The Partnership of Peace
A man once came to me, bewailing his lot. He related that his son-in-law beat his wife, this man’s daughter, and treated her with scorn. His daughter suffered incessantly from her despotic husband. Shalom bayit was a rarity in their home.
The man added that when he had chosen this young man as a son-in-law, the young man was an indigent pauper. The father-in-law built him up, giving him the money to start up a business. He offered his daughter a handsome dowry to boot.

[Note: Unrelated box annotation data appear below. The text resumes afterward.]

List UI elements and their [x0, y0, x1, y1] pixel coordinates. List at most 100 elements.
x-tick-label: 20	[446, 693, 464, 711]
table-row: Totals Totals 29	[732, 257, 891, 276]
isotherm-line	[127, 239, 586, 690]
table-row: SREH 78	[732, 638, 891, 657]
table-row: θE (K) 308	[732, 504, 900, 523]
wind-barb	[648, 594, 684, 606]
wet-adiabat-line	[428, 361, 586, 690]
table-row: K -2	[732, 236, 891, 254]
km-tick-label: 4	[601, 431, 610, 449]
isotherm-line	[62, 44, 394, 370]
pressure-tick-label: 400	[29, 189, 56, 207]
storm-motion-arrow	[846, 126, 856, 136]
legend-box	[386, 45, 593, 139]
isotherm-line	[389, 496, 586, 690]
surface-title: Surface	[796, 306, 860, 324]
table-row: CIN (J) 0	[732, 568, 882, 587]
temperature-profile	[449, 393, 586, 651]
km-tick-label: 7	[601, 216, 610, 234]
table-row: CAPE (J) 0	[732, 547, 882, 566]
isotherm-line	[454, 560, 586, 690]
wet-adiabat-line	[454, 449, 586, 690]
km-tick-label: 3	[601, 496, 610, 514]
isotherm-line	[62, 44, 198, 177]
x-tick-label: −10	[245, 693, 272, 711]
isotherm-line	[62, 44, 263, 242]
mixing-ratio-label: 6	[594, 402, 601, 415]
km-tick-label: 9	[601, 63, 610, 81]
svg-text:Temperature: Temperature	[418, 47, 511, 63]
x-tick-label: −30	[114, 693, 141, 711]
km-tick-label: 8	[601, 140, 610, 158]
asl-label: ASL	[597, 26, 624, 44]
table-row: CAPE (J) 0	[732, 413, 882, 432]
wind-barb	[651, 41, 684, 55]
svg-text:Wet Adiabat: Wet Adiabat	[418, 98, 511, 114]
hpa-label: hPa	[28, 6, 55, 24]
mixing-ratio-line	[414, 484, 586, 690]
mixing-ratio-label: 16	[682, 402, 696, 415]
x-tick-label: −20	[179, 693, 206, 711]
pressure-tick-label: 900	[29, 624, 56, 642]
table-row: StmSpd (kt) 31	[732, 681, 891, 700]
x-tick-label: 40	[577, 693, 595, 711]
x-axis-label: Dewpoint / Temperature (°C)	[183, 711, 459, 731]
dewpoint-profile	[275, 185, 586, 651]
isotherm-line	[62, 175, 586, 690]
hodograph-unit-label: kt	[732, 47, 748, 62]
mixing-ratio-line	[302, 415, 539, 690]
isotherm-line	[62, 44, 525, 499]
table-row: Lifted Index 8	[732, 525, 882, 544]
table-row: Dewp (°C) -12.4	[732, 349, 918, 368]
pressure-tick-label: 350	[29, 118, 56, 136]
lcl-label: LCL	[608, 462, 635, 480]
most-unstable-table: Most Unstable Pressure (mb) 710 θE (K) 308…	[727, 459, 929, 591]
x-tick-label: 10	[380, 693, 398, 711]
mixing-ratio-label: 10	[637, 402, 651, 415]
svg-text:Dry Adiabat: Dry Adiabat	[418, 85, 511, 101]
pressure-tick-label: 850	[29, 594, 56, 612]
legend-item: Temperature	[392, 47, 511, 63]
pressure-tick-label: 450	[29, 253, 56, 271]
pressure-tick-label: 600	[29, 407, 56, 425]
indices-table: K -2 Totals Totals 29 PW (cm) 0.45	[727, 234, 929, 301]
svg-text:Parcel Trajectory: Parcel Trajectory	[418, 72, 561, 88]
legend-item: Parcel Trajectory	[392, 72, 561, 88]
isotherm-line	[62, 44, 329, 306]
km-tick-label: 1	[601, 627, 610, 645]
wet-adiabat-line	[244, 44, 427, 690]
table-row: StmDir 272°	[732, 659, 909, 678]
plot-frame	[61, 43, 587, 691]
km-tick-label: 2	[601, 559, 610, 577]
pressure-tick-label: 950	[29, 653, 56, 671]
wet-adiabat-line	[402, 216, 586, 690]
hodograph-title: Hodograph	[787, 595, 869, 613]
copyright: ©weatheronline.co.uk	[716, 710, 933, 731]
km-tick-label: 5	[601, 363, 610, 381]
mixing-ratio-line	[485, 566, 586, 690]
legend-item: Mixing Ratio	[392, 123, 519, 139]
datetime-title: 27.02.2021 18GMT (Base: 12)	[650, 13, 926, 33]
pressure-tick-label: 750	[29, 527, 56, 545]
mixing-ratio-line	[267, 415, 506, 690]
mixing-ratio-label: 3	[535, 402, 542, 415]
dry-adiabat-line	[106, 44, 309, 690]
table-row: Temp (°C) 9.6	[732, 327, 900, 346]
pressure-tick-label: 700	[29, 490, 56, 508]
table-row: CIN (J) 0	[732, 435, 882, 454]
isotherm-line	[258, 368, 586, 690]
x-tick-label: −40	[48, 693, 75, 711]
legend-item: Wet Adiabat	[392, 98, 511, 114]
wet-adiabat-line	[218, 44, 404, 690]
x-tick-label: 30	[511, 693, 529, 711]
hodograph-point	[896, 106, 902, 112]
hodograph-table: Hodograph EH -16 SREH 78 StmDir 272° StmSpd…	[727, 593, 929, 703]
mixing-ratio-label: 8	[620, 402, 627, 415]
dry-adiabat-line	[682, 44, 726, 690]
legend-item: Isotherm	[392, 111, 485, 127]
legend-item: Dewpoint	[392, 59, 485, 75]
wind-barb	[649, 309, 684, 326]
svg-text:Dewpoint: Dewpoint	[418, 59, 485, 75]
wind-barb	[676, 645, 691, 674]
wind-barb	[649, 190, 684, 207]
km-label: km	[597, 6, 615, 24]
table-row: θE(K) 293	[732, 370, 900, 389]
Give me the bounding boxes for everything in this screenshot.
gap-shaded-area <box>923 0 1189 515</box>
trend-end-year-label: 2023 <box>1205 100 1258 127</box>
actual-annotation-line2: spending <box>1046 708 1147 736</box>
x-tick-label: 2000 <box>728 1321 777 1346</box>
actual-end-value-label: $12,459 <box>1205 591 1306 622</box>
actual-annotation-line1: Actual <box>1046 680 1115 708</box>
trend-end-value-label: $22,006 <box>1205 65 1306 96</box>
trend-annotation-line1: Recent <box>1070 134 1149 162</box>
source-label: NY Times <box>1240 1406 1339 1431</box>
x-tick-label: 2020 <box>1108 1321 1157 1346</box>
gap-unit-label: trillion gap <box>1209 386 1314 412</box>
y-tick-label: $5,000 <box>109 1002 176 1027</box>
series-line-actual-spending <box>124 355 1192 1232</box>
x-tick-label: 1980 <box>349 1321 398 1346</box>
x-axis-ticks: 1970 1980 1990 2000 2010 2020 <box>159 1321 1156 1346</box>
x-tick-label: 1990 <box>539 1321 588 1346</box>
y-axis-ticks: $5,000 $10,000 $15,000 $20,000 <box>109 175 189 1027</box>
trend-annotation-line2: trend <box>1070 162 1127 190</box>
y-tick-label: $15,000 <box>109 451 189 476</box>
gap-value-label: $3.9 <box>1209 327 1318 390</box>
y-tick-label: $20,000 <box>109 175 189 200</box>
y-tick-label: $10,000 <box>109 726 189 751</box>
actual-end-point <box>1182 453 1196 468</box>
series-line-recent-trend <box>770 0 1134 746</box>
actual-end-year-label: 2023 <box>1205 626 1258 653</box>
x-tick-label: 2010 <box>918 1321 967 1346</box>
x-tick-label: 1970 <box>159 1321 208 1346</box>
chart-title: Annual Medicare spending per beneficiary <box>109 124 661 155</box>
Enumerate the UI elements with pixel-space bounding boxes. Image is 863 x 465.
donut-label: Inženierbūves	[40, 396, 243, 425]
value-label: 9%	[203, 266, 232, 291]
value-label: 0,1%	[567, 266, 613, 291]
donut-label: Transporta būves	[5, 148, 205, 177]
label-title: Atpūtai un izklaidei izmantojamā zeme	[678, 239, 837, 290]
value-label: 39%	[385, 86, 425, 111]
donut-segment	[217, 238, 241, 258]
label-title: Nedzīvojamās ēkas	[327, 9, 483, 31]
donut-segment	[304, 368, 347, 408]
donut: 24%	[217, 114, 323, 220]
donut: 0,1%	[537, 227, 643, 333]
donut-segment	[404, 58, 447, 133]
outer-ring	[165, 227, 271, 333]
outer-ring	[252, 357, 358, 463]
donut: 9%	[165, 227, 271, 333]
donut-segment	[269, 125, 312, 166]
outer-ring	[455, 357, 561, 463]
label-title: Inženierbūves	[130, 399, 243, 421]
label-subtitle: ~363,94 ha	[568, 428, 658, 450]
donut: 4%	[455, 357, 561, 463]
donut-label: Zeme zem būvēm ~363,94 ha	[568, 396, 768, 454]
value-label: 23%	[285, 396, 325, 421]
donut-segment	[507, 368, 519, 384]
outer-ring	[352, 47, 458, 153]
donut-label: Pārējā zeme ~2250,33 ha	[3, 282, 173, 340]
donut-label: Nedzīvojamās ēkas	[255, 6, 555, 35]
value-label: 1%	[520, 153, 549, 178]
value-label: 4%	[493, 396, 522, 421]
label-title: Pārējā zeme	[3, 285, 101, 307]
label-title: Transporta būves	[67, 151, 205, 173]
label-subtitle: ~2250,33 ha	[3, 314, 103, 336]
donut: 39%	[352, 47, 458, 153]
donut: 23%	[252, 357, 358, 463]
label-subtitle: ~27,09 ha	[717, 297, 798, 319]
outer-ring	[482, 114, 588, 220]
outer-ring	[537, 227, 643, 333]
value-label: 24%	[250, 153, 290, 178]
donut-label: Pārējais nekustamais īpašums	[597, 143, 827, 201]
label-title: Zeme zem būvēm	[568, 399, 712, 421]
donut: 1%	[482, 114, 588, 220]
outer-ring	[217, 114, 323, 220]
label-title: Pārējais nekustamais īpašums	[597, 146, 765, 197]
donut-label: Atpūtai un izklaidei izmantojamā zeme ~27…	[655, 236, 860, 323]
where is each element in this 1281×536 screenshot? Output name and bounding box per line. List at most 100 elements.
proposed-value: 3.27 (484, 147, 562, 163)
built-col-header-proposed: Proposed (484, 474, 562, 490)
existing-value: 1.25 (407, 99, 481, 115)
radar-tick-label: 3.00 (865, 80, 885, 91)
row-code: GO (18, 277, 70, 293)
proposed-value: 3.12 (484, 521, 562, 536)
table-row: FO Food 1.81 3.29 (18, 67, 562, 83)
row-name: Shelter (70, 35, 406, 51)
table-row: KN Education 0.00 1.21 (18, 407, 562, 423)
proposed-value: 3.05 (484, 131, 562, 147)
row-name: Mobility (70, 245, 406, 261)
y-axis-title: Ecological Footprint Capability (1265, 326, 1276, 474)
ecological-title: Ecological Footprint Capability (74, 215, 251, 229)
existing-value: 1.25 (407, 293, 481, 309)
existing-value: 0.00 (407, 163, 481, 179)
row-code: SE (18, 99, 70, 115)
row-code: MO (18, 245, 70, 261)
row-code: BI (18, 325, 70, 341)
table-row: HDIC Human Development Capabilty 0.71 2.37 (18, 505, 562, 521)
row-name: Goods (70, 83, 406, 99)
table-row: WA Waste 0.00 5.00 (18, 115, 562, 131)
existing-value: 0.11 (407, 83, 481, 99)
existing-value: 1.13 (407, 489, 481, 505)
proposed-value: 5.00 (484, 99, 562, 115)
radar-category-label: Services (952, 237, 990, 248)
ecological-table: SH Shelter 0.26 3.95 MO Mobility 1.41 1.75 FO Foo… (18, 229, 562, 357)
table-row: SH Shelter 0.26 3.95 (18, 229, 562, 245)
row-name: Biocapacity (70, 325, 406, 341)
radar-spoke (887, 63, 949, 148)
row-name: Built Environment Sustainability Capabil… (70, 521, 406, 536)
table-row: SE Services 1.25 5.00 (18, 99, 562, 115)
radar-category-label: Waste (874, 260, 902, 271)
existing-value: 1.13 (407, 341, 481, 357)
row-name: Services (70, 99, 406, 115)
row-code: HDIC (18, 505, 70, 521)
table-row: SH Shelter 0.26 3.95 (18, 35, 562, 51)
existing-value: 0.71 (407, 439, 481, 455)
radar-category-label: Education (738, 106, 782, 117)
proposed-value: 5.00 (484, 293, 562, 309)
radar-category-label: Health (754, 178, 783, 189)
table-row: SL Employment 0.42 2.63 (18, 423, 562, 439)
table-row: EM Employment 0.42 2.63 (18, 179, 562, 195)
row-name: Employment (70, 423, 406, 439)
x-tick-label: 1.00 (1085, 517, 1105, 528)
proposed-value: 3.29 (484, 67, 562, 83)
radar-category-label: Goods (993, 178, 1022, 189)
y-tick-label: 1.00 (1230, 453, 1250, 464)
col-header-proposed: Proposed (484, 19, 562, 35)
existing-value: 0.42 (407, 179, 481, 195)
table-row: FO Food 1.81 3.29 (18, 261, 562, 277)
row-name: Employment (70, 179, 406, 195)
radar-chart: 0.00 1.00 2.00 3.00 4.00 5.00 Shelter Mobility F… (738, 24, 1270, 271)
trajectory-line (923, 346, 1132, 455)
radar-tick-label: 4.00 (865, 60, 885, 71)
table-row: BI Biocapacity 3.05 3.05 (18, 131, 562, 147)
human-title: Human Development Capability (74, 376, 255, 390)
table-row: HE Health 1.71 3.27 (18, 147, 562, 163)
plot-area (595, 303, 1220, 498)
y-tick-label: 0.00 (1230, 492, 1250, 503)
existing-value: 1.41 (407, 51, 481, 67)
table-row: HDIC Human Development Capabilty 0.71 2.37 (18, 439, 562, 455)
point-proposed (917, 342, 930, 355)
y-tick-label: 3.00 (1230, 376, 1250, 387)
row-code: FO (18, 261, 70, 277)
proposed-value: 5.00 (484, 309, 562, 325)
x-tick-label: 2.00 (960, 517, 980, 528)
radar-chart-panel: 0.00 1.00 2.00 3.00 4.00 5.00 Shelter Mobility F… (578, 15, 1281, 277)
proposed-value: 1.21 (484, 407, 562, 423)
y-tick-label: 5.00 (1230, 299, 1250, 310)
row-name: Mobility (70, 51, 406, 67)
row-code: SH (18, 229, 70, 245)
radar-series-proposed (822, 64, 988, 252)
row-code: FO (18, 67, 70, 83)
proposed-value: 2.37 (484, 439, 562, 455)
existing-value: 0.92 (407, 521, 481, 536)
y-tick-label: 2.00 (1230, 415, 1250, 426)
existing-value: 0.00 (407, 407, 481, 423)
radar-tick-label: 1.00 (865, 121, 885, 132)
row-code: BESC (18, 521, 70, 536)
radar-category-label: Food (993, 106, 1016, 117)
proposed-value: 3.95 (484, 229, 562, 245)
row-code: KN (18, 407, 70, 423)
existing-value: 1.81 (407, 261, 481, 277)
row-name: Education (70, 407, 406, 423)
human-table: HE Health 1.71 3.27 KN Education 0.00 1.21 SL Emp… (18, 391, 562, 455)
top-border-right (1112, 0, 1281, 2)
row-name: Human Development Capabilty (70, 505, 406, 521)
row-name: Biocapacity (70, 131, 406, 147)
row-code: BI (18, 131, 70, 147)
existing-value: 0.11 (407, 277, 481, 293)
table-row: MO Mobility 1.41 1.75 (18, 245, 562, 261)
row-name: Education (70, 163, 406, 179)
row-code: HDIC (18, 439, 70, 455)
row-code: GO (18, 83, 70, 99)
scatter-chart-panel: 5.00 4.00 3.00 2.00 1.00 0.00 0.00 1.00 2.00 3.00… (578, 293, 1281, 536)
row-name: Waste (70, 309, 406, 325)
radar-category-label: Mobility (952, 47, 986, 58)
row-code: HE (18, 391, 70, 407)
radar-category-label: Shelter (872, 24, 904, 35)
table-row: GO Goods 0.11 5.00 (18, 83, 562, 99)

In spite of his magnanimous acts, when the son-in-law became angry (which was too often to recount), he forgot all of the good he got, and flew into a fit of rage against his poor wife.
“Why did you invest so much in your son-in-law, showering him with money?” I inquired.
“I wanted him to feel such a sense of indebtedness toward me so that he would treat my daughter like a princess. But all of my dreams have been shattered. He does not acknowledge any of the good I did for him, and he treats my daughter like a slave woman.”
I wondered what went wrong with the business of buying off the young man. Why did he behave so selfishly and aggressively toward his benefactor? I realized that the young man felt he was a worker for his father-in-law. It is the nature of workers to work as little as possible (Gittin 13a). But if the young man would feel like a partner in the business, it would be a different story. With the profits being split between the two, he would put more effort into seeing it succeed.
I instructed the man as to how to proceed. Furthermore, I blessed him that his daughter’s marital harmony be restored, forever.